Purpose: The goal of breast cancer screening is to maximize earlier detection of breast cancer while minimizing the number of patients recalled. It is generally possible to achieve one while compromising the other, but challenging to achieve both simultaneously. Here, we tested the hypothesis that an AI-guided expert review process could be used to lower practice recall rates (RR) with minimal effect on cancer detection rate (CDR) by focusing the additional review only on a subset of exams where a recall was initially proposed and cancer is very rare.
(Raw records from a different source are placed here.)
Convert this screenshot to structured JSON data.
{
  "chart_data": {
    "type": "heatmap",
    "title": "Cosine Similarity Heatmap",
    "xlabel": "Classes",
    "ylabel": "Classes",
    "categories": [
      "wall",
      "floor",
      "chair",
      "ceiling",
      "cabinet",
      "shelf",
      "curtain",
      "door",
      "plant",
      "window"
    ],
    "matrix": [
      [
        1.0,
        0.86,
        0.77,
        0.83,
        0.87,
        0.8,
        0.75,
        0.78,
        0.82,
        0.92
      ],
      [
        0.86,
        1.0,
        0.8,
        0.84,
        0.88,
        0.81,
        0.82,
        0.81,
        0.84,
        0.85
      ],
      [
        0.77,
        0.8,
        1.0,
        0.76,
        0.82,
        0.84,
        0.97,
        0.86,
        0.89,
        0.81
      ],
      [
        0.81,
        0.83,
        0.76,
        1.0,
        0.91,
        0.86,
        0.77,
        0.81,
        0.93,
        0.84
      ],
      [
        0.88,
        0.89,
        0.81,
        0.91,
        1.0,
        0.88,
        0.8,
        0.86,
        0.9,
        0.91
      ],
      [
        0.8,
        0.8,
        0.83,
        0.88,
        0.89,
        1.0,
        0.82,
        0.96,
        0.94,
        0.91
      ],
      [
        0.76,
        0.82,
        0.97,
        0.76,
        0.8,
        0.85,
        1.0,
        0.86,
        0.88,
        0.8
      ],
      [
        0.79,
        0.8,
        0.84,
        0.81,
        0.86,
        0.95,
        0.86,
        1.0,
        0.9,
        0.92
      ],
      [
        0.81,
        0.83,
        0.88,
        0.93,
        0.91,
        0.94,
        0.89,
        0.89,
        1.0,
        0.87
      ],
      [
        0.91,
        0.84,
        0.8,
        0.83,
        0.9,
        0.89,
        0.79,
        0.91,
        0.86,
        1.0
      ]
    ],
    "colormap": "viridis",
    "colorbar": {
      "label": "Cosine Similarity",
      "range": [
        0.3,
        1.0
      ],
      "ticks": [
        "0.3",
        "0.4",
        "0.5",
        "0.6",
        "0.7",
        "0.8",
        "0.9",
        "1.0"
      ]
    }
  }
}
Materials and Methods: A FDA-cleared AI was run on 194,268 eligible screening mammograms at a large outpatient screening mammography practice (69 sites, 55 radiologists) from 03/2023-10/2023. An AI-guided expert review process (ERP) was initiated, whereby exams in the least suspicious 75% of AI scores that were recalled by the initial interpreting radiologist were reviewed by an expert breast imaging specialist. The expert decided whether to consult with the initial interpreting radiologist to reconsider their recall decision. Two approaches were tested: from 03/2023-06/2023 reviews were eligible on all radiologists (“practice-wide ERP”), and from 06/2023-10/2023 reviews were eligible only for interpreting radiologists with a baseline RR above 12% (“targeted ERP”). To determine how effective each approach was, practice RR and 95% confidence interval were calculated and compared from the year before ERP (03/2022-03/2023) to the time during practice-wide ERP and targeted ERP. An analysis was also performed using only exams from radiologists with a RR above 12%.
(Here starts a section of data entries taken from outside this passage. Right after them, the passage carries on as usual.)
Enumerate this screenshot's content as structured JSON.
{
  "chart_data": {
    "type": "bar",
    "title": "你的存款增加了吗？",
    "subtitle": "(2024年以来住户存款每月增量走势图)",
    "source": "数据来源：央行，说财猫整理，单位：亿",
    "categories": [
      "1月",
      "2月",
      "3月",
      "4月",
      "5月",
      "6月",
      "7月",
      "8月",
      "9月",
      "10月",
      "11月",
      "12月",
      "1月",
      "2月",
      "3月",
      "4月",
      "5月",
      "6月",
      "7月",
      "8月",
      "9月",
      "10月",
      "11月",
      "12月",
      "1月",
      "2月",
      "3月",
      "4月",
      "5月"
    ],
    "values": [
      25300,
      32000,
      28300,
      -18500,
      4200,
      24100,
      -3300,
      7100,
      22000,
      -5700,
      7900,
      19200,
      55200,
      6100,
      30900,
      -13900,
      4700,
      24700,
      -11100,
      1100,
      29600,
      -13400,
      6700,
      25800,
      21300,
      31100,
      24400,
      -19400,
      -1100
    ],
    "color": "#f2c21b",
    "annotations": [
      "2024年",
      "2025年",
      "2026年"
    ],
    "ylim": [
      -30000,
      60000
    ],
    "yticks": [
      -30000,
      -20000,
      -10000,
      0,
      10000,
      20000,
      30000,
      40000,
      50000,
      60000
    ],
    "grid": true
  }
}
Results: Implementation of ERP resulted in a decrease in RR, from 11.5% (11.4-11.6%) in the year prior to the program to 9.6% (9.4-9.8%) during practice-wide ERP, to 8.3% (8.1-8.4%) during targeted ERP. The benefit is magnified when looking at the 28 radiologists with RRs above 12%, who decreased from 16.0% (15.8-16.2%) to 12.8% (12.5-13.1%) during practice-wide ERP, and 9.0% (8.7-9.3%) during targeted ERP. The decrease in recall rate was driven by reduced recall of exams with low AI suspicion of cancer, which made up 51% of recalls before ERP vs. 32% during targeted ERP. Experts reviewed 4.0% of exams during practice-wide ERP, and just 1.2% of exams during targeted EPR.
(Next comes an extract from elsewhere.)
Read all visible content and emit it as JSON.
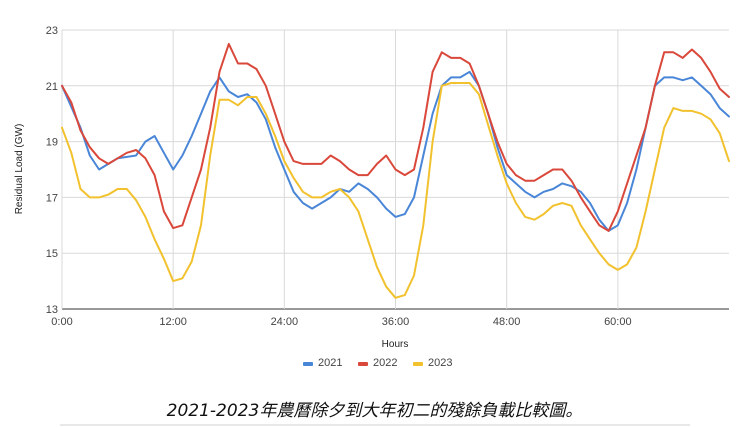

Conclusion: ERP was effective at lowering practice-level RR while requiring minimal additional review of exams by expert radiologists. It was particularly effective when focused on radiologists whose RR is above clinical guidelines.
Clinical Relevance Statement: ERP may be an efficient way to direct efforts in practices looking to reduce RRs without reducing quality of care.